U.S. Rep. Jamie Raskin (D-Md.) and the Interfaith Alliance convened a briefing on Capitol Hill Wednesday morning entitled, “Banned Beliefs: How People of Diverse Faiths are Fighting to Protect Our Public Schools and Libraries.” The event comes as Republicans across the country are leading efforts to ban books and educational materials, disproportionately targeting those with LGBTQ characters or themes or addressing matters of race or religion.
On Thursday, the U.S. House Education and the Workforce Committee, under Chair Aaron Bean (R-Fla.), will hold a hearing on “Protecting Kids: Combating Graphic, Explicit Content in School Libraries.” “We need more politicians who are reading books and fewer politicians banning books,” said Raskin, who reintroduced a resolution at the end of September with U.S.
Sen. Brian Schatz (D-Hawaii) that would recognize Banned Books Week and condemn “the escalating attacks on books and freedom of expression in the United States.” “The censorship of books, censorship of curriculum, censorship of teachers, censorship of ideas and free speech and free discourse are always an exercise of power,” Raskin said.

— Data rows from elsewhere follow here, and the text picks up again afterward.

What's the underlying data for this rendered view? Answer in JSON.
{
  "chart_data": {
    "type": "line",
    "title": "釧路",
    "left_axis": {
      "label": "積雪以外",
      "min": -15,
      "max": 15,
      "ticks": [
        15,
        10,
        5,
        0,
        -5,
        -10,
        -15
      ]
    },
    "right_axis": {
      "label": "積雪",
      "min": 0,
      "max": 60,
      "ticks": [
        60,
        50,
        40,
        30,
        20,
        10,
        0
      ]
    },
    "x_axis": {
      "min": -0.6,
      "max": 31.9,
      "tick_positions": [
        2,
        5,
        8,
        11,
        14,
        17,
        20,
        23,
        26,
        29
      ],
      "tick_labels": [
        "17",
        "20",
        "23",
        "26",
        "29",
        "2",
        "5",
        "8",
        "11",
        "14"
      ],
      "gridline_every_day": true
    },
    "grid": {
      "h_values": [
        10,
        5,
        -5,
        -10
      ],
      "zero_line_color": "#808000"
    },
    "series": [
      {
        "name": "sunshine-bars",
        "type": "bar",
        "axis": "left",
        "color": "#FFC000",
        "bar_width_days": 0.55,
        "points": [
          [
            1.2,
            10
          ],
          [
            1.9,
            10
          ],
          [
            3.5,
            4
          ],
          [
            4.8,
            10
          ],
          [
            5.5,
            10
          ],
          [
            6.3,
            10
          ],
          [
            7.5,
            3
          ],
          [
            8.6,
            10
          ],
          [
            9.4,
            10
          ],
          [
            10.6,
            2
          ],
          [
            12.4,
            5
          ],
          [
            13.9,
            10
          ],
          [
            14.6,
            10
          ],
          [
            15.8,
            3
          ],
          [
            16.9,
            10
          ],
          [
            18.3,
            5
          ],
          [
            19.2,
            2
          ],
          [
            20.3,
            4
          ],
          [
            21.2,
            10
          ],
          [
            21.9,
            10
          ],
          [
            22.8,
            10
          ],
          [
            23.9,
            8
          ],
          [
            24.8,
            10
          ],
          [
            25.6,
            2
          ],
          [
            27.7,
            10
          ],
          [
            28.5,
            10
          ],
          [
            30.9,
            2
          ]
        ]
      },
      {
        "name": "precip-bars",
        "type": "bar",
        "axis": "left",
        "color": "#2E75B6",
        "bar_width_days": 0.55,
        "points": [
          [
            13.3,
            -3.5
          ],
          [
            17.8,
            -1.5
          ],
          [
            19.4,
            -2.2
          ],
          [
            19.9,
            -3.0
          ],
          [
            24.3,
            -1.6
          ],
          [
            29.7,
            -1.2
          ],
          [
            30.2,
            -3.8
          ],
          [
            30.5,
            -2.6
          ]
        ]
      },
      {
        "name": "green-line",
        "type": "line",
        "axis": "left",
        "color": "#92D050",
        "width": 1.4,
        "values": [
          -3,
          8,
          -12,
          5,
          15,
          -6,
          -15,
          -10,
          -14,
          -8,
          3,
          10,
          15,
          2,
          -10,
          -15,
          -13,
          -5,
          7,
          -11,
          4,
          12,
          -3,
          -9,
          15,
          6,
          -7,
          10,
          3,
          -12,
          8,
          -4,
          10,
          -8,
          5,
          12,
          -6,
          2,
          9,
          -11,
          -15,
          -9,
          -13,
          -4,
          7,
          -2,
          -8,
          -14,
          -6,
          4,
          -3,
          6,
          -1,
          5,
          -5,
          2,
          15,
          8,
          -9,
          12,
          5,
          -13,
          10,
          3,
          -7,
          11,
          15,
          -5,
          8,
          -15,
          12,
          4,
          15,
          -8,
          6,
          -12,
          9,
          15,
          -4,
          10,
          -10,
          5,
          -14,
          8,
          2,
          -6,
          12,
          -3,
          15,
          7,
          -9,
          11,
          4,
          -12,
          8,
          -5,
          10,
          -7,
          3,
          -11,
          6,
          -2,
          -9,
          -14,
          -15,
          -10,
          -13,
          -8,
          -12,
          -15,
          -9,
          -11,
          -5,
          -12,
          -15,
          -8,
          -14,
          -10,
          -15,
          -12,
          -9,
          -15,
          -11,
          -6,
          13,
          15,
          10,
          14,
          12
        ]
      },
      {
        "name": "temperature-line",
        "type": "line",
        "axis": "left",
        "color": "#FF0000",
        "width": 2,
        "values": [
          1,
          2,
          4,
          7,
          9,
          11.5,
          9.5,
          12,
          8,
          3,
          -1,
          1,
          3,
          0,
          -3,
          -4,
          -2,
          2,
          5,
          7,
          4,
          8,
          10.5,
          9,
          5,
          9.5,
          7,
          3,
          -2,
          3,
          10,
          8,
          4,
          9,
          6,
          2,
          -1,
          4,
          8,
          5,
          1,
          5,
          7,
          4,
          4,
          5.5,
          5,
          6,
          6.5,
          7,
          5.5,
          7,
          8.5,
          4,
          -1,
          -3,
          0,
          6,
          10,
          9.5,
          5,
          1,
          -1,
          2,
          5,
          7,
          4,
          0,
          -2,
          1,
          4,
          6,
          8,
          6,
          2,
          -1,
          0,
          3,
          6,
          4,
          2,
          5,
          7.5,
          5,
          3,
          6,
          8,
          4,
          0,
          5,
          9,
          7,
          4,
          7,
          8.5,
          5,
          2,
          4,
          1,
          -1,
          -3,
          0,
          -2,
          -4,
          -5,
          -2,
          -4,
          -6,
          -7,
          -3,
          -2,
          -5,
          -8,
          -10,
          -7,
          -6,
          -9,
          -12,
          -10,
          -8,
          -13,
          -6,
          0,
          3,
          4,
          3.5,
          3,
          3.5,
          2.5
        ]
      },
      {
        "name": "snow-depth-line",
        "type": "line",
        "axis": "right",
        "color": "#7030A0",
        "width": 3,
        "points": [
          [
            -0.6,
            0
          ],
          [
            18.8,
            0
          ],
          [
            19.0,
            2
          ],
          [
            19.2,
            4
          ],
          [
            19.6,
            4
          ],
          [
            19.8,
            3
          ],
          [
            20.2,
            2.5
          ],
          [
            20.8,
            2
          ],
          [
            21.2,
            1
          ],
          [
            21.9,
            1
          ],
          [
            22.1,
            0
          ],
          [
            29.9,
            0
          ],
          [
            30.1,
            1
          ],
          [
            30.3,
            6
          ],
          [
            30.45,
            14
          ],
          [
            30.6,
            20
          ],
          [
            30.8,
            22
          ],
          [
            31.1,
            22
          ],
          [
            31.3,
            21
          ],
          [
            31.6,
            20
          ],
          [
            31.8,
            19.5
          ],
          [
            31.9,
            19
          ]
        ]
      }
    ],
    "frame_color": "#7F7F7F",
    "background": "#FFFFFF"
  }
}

The congressman relayed how, in July, when U.S. Rep. Marjorie Taylor Greene (R-Ga.) displayed photographs on the House floor of Hunter Biden engaged in explicit sex acts, he said to her, “Marjorie, you know, if those pictures had been in a book, you would have banned the book, but you just showed them to everybody.” Raskin has some personal experience with book bans, as he explained on Wednesday. “I did write a book for young people, students, which is about all the Supreme Court cases that affects kids in public high schools and middle schools — which is drug testing, censorship, segregation, desegregation, affirmative action,” he said.